7. Data - capturing it, managing it, making it usable - is now more important than ever. The data challenge has not gone away; if anything, it's gotten tougher. The volume and complexity of a company's various data sources can still mean the difference between a successful and a failed CRM initiative.
8. The focus of direct marketing will continue to shift away from a product push toward customer-optimized interaction. Organizations are quickly shifting to a mentality of getting the "best" action (for themselves as well as for their customers) and demanding a much higher return on their CRM investments. And consumers love the results.
9. Data privacy will shift from being a major roadblock to providing an important differentiator. Data privacy is still seen by many in direct marketing as the great show stopper. But nothing could be further from the truth. With a well-communicated policy, prudent organizations are seeing consumers actually granting permission to use more of their information, as long as it is sensibly done.

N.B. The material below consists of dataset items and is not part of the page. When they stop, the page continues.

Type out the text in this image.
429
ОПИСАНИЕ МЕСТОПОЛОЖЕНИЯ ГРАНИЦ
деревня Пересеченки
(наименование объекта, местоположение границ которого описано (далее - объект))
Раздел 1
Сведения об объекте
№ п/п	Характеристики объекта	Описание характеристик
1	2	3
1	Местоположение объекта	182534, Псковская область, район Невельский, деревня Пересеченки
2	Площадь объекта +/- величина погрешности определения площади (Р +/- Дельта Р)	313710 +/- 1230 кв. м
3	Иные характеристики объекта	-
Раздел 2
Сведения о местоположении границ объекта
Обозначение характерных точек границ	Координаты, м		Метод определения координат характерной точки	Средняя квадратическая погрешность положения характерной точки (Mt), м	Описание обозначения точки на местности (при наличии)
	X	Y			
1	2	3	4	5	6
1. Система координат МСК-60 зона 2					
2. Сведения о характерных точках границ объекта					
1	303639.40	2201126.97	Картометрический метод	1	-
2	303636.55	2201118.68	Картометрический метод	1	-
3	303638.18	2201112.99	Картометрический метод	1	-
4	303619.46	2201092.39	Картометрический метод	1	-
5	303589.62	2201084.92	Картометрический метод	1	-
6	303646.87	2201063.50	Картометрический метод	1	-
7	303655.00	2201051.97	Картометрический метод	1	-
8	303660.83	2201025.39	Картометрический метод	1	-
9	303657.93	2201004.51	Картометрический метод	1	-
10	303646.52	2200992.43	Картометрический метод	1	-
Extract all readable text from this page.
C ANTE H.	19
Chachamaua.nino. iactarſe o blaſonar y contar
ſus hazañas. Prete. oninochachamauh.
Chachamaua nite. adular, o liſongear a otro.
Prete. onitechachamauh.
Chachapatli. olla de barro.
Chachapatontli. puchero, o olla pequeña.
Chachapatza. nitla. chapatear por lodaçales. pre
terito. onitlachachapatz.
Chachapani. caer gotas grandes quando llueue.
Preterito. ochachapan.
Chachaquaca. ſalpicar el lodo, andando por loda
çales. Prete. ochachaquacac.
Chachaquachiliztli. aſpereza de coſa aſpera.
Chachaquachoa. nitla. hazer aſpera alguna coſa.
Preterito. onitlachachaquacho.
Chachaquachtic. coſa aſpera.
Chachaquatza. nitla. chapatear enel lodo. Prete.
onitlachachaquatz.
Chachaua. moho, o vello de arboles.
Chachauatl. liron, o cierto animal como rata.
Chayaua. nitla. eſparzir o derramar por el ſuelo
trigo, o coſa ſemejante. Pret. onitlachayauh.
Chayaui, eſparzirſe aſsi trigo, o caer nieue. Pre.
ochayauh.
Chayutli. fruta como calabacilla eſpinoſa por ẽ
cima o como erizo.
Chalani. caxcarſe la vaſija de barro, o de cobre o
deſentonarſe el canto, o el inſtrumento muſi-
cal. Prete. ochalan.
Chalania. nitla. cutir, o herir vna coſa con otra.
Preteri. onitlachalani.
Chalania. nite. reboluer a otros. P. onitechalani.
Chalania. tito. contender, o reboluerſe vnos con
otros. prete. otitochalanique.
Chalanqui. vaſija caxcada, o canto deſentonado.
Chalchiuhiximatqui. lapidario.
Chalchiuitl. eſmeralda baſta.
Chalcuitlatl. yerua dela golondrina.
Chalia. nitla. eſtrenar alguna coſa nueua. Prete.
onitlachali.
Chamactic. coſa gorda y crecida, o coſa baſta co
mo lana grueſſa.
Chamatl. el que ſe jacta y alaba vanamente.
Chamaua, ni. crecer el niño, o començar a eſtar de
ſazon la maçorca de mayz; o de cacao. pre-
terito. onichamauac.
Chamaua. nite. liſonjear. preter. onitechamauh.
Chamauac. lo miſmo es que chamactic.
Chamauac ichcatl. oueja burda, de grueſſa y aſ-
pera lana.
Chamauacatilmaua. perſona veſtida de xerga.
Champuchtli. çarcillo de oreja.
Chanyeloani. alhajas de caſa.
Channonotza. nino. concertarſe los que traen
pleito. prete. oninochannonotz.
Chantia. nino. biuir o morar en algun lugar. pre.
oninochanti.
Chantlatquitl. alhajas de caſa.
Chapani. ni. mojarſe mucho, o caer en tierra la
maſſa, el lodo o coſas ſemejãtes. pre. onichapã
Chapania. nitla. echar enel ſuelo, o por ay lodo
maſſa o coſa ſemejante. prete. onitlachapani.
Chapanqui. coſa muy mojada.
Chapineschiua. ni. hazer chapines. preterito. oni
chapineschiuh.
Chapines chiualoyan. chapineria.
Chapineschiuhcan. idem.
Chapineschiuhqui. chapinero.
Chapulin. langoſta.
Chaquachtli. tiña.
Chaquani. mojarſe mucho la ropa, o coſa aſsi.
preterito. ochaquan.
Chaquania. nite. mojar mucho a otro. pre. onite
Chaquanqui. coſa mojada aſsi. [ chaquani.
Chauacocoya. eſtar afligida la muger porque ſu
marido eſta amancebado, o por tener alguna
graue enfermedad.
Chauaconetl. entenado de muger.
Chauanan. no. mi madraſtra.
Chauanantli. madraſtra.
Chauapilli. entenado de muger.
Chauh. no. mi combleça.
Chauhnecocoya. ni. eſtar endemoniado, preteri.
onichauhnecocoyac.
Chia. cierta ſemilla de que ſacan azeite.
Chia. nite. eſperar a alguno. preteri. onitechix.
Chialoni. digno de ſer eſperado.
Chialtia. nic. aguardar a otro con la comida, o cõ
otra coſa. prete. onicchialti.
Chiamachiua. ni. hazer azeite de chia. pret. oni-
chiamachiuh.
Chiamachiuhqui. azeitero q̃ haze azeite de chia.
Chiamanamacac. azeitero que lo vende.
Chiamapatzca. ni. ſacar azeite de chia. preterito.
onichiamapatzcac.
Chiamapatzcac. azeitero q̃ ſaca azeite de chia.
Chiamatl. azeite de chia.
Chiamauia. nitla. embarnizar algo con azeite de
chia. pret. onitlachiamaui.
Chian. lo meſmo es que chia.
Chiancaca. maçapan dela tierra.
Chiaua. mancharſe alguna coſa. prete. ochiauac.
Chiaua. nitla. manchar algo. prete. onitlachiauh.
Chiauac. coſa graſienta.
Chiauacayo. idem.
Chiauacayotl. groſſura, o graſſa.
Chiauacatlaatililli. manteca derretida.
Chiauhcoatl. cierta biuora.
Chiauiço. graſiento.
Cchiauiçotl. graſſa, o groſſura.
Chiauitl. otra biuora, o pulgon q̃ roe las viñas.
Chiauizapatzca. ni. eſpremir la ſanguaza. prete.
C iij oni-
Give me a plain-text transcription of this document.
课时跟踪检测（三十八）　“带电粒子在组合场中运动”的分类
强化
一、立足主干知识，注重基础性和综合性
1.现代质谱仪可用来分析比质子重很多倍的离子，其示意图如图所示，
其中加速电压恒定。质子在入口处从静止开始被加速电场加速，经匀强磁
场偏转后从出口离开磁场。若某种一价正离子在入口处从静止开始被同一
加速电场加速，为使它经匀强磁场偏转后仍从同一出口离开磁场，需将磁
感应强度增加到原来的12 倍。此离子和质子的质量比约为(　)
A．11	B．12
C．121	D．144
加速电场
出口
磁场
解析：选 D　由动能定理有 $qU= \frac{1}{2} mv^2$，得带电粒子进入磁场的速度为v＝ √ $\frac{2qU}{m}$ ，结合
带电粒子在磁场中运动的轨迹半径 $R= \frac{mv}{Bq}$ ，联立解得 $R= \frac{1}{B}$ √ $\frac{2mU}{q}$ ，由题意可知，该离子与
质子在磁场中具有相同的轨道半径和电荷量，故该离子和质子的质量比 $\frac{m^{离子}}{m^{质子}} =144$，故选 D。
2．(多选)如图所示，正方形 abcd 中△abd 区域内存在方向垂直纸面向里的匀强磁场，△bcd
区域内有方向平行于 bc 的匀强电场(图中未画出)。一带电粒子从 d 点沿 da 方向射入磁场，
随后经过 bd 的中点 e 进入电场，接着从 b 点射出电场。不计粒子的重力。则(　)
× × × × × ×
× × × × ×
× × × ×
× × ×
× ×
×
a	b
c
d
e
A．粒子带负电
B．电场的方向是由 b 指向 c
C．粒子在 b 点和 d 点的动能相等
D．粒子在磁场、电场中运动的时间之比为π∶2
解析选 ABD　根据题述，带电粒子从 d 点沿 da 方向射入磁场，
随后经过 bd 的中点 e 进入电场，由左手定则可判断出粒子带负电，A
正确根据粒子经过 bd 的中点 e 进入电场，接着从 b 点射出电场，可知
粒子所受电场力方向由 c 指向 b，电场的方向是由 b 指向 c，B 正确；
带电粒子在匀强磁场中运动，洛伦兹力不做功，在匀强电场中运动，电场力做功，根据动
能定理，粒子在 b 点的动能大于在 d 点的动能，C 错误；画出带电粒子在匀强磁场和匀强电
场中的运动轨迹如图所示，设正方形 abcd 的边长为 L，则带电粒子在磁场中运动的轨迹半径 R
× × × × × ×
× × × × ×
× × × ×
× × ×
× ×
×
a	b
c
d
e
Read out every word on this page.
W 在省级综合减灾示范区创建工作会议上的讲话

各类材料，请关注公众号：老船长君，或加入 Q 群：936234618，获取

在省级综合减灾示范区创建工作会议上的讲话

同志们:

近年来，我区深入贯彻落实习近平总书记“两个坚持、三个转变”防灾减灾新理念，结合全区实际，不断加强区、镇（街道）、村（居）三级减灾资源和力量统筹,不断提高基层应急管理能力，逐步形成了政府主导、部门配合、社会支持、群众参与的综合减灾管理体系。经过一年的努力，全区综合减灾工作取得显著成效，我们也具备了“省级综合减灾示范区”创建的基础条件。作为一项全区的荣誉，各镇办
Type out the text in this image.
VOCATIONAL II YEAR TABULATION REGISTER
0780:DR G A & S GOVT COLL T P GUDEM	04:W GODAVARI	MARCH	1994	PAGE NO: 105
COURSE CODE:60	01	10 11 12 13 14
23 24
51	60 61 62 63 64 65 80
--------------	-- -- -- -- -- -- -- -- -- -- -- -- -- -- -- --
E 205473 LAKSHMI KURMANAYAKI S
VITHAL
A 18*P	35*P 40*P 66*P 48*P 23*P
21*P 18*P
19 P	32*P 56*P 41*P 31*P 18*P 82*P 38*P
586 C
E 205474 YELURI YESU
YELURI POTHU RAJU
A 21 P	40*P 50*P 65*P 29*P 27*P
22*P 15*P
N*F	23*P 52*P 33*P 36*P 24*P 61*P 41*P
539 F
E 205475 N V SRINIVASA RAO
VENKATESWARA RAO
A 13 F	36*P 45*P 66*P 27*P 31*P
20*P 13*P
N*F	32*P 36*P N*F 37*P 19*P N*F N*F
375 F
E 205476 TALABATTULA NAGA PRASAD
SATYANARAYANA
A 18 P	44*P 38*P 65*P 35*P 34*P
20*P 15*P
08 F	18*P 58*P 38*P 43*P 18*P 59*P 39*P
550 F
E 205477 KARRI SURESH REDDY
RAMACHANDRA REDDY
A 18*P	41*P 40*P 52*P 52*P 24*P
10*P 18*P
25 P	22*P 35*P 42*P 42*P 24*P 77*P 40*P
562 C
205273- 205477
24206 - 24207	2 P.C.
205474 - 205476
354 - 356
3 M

10. Customer intelligence will shed its studious, retrospective past to take on the role of informing and instructing an organization's interactive decision points - in real time. Customer intelligence was originally all about taking historical data, collected over time, and creating a few snapshots of "now and in the future." However, new data sources and new techniques are allowing organizations to make fact-based decisions on the fly, without having to wait the typical six to 12 months to gather enough data.